Ils ont une efficacité de filtration bactérienne (BFE) de 95 %.
Ce type de masque facial ne peut pas être utilisé par les professionnels de la santé dans les théâtres ou dans des environnements similaires.

    Type II (EN14683)
    Ils assurent une filtration bactérienne et ne doivent être utilisés que par les patients et d'autres personnes afin de réduire le risque de propagation du virus.
    Ils ont une efficacité de filtration bactérienne (BFE) de 98 %.

    Type IIR
    Ce type de masque est une sous-catégorie du type II, et il présente les mêmes caractéristiques, mais le "R" signifie que le masque est résistant aux éclaboussures.
    Ils ont une efficacité de filtration bactérienne (BFE) de 98 %.

    Masques respiratoires
    Ils offrent une plus grande protection que les masques chirurgicaux, car ils peuvent filtrer les particules de petite et de grande taille, et ils sont réservés aux professionnels de la santé travaillant dans un environnement clinique.
    En Europe, ils doivent être conformes à la norme européenne EN 149:2001.
    Les praticiens de santé doivent être entièrement formés et effectuer un "test d'ajustement" avant de les porter pour s'assurer qu'ils peuvent obtenir le niveau de protection offert par ces masques.
    La durée de port doit être inférieure à 8 heures par jour.

    FFP1
    Ces masques filtrent >80% des aérosols.

    FFP2
    C'est l'équivalent du masque respiratoire N95. Ces masques filtrent >94% des aérosols.

    FFP3
    Ces masques filtrent >99% des aérosols. Ce sont les plus efficaces en matière de filtration, et ils sont généralement utilisés pour manipuler l'amiante.

    Masques antiviraux
    Conçus et développés par des scientifiques de l'université de Nottingham Trent (Royaume-Uni), ces masques ont prouvé qu'ils tuaient jusqu'à 99,9 % des coronavirus dans les 5 minutes suivant le contact.
    Ces masques sont composés de 5 couches, dont une couche interne qui incorpore des nanoparticules de cuivre.

    Masques avec valve
    Ces masques (généralement médicaux ou en tissu) sont dotés d'une valve qui facilite la respiration.
    Malheureusement, ils n'offrent pas de filtre pour l'air inspiré et expiré ; ils ne sont donc pas recommandés à des fins antivirales.

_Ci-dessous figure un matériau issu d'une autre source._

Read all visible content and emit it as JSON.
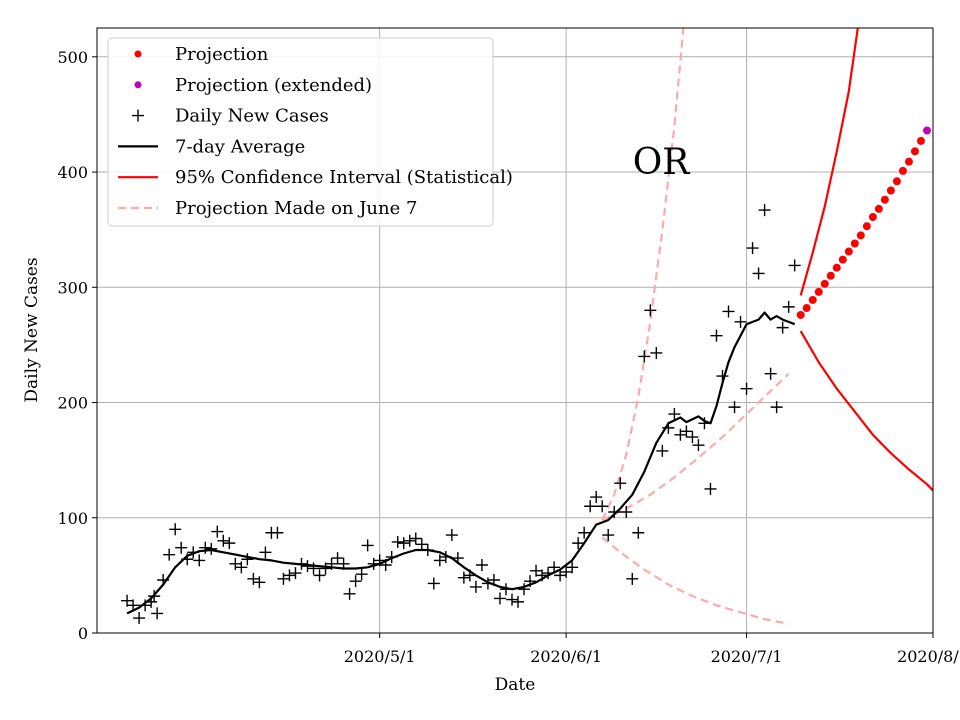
{
  "chart_data": {
    "type": "line",
    "title": "",
    "xlabel": "Date",
    "ylabel": "Daily New Cases",
    "annotation": "OR",
    "x_unit": "days since 2020-03-20",
    "xlim": [
      -5,
      134
    ],
    "ylim": [
      0,
      525
    ],
    "grid": true,
    "legend_location": "upper-left",
    "x_ticks": [
      {
        "day": 42,
        "label": "2020/5/1"
      },
      {
        "day": 73,
        "label": "2020/6/1"
      },
      {
        "day": 103,
        "label": "2020/7/1"
      },
      {
        "day": 134,
        "label": "2020/8/1"
      }
    ],
    "y_ticks": [
      0,
      100,
      200,
      300,
      400,
      500
    ],
    "legend": [
      {
        "key": "projection",
        "label": "Projection",
        "color": "#ff0000",
        "style": "dot"
      },
      {
        "key": "projection_extended",
        "label": "Projection (extended)",
        "color": "#bf00bf",
        "style": "dot"
      },
      {
        "key": "daily",
        "label": "Daily New Cases",
        "color": "#000000",
        "style": "plus"
      },
      {
        "key": "avg",
        "label": "7-day Average",
        "color": "#000000",
        "style": "line"
      },
      {
        "key": "ci",
        "label": "95% Confidence Interval (Statistical)",
        "color": "#ff0000",
        "style": "line"
      },
      {
        "key": "june7",
        "label": "Projection Made on June 7",
        "color": "#ffaaaa",
        "style": "dashed"
      }
    ],
    "series": [
      {
        "name": "Daily New Cases",
        "style": "plus",
        "color": "#000000",
        "points": [
          [
            0,
            28
          ],
          [
            1,
            24
          ],
          [
            2,
            13
          ],
          [
            3,
            24
          ],
          [
            4,
            27
          ],
          [
            4.5,
            32
          ],
          [
            5,
            17
          ],
          [
            6,
            46
          ],
          [
            7,
            68
          ],
          [
            8,
            90
          ],
          [
            9,
            74
          ],
          [
            10,
            64
          ],
          [
            11,
            70
          ],
          [
            12,
            63
          ],
          [
            13,
            74
          ],
          [
            14,
            73
          ],
          [
            15,
            88
          ],
          [
            16,
            80
          ],
          [
            17,
            78
          ],
          [
            18,
            60
          ],
          [
            19,
            57
          ],
          [
            20,
            64
          ],
          [
            21,
            47
          ],
          [
            22,
            44
          ],
          [
            23,
            70
          ],
          [
            24,
            87
          ],
          [
            25,
            87
          ],
          [
            26,
            47
          ],
          [
            27,
            50
          ],
          [
            28,
            52
          ],
          [
            29,
            60
          ],
          [
            30,
            58
          ],
          [
            31,
            56
          ],
          [
            32,
            50
          ],
          [
            33,
            56
          ],
          [
            34,
            60
          ],
          [
            35,
            65
          ],
          [
            36,
            60
          ],
          [
            37,
            34
          ],
          [
            38,
            45
          ],
          [
            39,
            51
          ],
          [
            40,
            76
          ],
          [
            41,
            60
          ],
          [
            42,
            63
          ],
          [
            43,
            59
          ],
          [
            44,
            66
          ],
          [
            45,
            79
          ],
          [
            46,
            78
          ],
          [
            47,
            80
          ],
          [
            48,
            82
          ],
          [
            49,
            77
          ],
          [
            50,
            72
          ],
          [
            51,
            43
          ],
          [
            52,
            63
          ],
          [
            53,
            66
          ],
          [
            54,
            85
          ],
          [
            55,
            65
          ],
          [
            56,
            48
          ],
          [
            57,
            50
          ],
          [
            58,
            40
          ],
          [
            59,
            59
          ],
          [
            60,
            43
          ],
          [
            61,
            46
          ],
          [
            62,
            30
          ],
          [
            63,
            38
          ],
          [
            64,
            29
          ],
          [
            65,
            27
          ],
          [
            66,
            38
          ],
          [
            67,
            45
          ],
          [
            68,
            54
          ],
          [
            69,
            50
          ],
          [
            70,
            52
          ],
          [
            71,
            57
          ],
          [
            72,
            50
          ],
          [
            73,
            53
          ],
          [
            74,
            57
          ],
          [
            75,
            78
          ],
          [
            76,
            87
          ],
          [
            77,
            110
          ],
          [
            78,
            118
          ],
          [
            79,
            110
          ],
          [
            80,
            85
          ],
          [
            81,
            105
          ],
          [
            82,
            130
          ],
          [
            83,
            105
          ],
          [
            84,
            47
          ],
          [
            85,
            87
          ],
          [
            86,
            240
          ],
          [
            87,
            280
          ],
          [
            88,
            243
          ],
          [
            89,
            158
          ],
          [
            90,
            178
          ],
          [
            91,
            190
          ],
          [
            92,
            172
          ],
          [
            93,
            175
          ],
          [
            94,
            170
          ],
          [
            95,
            163
          ],
          [
            96,
            182
          ],
          [
            97,
            125
          ],
          [
            98,
            258
          ],
          [
            99,
            223
          ],
          [
            100,
            279
          ],
          [
            101,
            196
          ],
          [
            102,
            270
          ],
          [
            103,
            212
          ],
          [
            104,
            334
          ],
          [
            105,
            312
          ],
          [
            106,
            367
          ],
          [
            107,
            225
          ],
          [
            108,
            196
          ],
          [
            109,
            265
          ],
          [
            110,
            283
          ],
          [
            111,
            319
          ]
        ]
      },
      {
        "name": "7-day Average",
        "style": "line",
        "color": "#000000",
        "points": [
          [
            0,
            17
          ],
          [
            2,
            22
          ],
          [
            4,
            30
          ],
          [
            6,
            42
          ],
          [
            8,
            57
          ],
          [
            10,
            67
          ],
          [
            12,
            71
          ],
          [
            14,
            72
          ],
          [
            16,
            70
          ],
          [
            18,
            68
          ],
          [
            20,
            66
          ],
          [
            22,
            64
          ],
          [
            24,
            63
          ],
          [
            26,
            61
          ],
          [
            28,
            60
          ],
          [
            30,
            59
          ],
          [
            32,
            58
          ],
          [
            34,
            57
          ],
          [
            36,
            56
          ],
          [
            38,
            56
          ],
          [
            40,
            57
          ],
          [
            42,
            60
          ],
          [
            44,
            65
          ],
          [
            46,
            69
          ],
          [
            48,
            72
          ],
          [
            50,
            72
          ],
          [
            52,
            70
          ],
          [
            54,
            65
          ],
          [
            56,
            57
          ],
          [
            58,
            50
          ],
          [
            60,
            44
          ],
          [
            62,
            40
          ],
          [
            64,
            38
          ],
          [
            66,
            40
          ],
          [
            68,
            44
          ],
          [
            70,
            50
          ],
          [
            72,
            55
          ],
          [
            74,
            63
          ],
          [
            76,
            78
          ],
          [
            78,
            94
          ],
          [
            80,
            98
          ],
          [
            82,
            108
          ],
          [
            84,
            120
          ],
          [
            86,
            140
          ],
          [
            88,
            165
          ],
          [
            90,
            182
          ],
          [
            92,
            187
          ],
          [
            93,
            183
          ],
          [
            95,
            188
          ],
          [
            96,
            184
          ],
          [
            97,
            182
          ],
          [
            98,
            197
          ],
          [
            99,
            217
          ],
          [
            100,
            235
          ],
          [
            101,
            248
          ],
          [
            102,
            258
          ],
          [
            103,
            268
          ],
          [
            104,
            270
          ],
          [
            105,
            272
          ],
          [
            106,
            278
          ],
          [
            107,
            272
          ],
          [
            108,
            275
          ],
          [
            109,
            272
          ],
          [
            110,
            270
          ],
          [
            111,
            268
          ]
        ]
      },
      {
        "name": "Projection",
        "style": "dot",
        "color": "#ff0000",
        "points": [
          [
            112,
            276
          ],
          [
            113,
            282
          ],
          [
            114,
            289
          ],
          [
            115,
            296
          ],
          [
            116,
            303
          ],
          [
            117,
            310
          ],
          [
            118,
            317
          ],
          [
            119,
            324
          ],
          [
            120,
            331
          ],
          [
            121,
            338
          ],
          [
            122,
            345
          ],
          [
            123,
            353
          ],
          [
            124,
            361
          ],
          [
            125,
            368
          ],
          [
            126,
            376
          ],
          [
            127,
            384
          ],
          [
            128,
            392
          ],
          [
            129,
            401
          ],
          [
            130,
            409
          ],
          [
            131,
            418
          ],
          [
            132,
            427
          ]
        ]
      },
      {
        "name": "Projection (extended)",
        "style": "dot",
        "color": "#bf00bf",
        "points": [
          [
            133,
            436
          ]
        ]
      },
      {
        "name": "95% CI upper",
        "style": "line",
        "color": "#ff0000",
        "points": [
          [
            112,
            293
          ],
          [
            114,
            330
          ],
          [
            116,
            370
          ],
          [
            118,
            418
          ],
          [
            120,
            470
          ],
          [
            121.5,
            525
          ]
        ]
      },
      {
        "name": "95% CI lower",
        "style": "line",
        "color": "#ff0000",
        "points": [
          [
            112,
            262
          ],
          [
            115,
            235
          ],
          [
            118,
            212
          ],
          [
            121,
            192
          ],
          [
            124,
            172
          ],
          [
            127,
            156
          ],
          [
            130,
            142
          ],
          [
            133,
            129
          ],
          [
            134.5,
            121
          ]
        ]
      },
      {
        "name": "June 7 upper",
        "style": "dashed",
        "color": "#ffaaaa",
        "points": [
          [
            79,
            98
          ],
          [
            81,
            120
          ],
          [
            83,
            155
          ],
          [
            85,
            205
          ],
          [
            87,
            270
          ],
          [
            89,
            350
          ],
          [
            91,
            440
          ],
          [
            92.5,
            525
          ]
        ]
      },
      {
        "name": "June 7 middle",
        "style": "dashed",
        "color": "#ffaaaa",
        "points": [
          [
            79,
            98
          ],
          [
            83,
            108
          ],
          [
            87,
            120
          ],
          [
            91,
            135
          ],
          [
            95,
            152
          ],
          [
            99,
            170
          ],
          [
            103,
            190
          ],
          [
            107,
            210
          ],
          [
            110,
            225
          ]
        ]
      },
      {
        "name": "June 7 lower",
        "style": "dashed",
        "color": "#ffaaaa",
        "points": [
          [
            79,
            83
          ],
          [
            82,
            70
          ],
          [
            86,
            55
          ],
          [
            90,
            42
          ],
          [
            94,
            32
          ],
          [
            98,
            24
          ],
          [
            102,
            18
          ],
          [
            106,
            12
          ],
          [
            110,
            8
          ]
        ]
      }
    ]
  }
}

    Masques technologiques
    Certaines entreprises technologiques du monde entier fabriquent des masques qui intègrent des fonctions de haute technologie.
    Il peut s'agir de masques transparents à LED avec ventilateurs, de niveaux de filtration supérieurs ou comparables à ceux d'un masque respiratoire N95, d'une recharge USB et de capteurs intelligents.
    Les prix commencent à 100 USD pour le plus simple d'entre eux et augmentent considérablement en fonction des fonctionnalités proposées.

    Écrans faciaux
    Il n'est pas recommandé de porter un écran facial seul sans utiliser de masque facial, car on ne sait pas exactement quel niveau de protection il peut offrir.
    Ils peuvent être portés avec un masque facial pour une protection supplémentaire, notamment dans les environnements cliniques.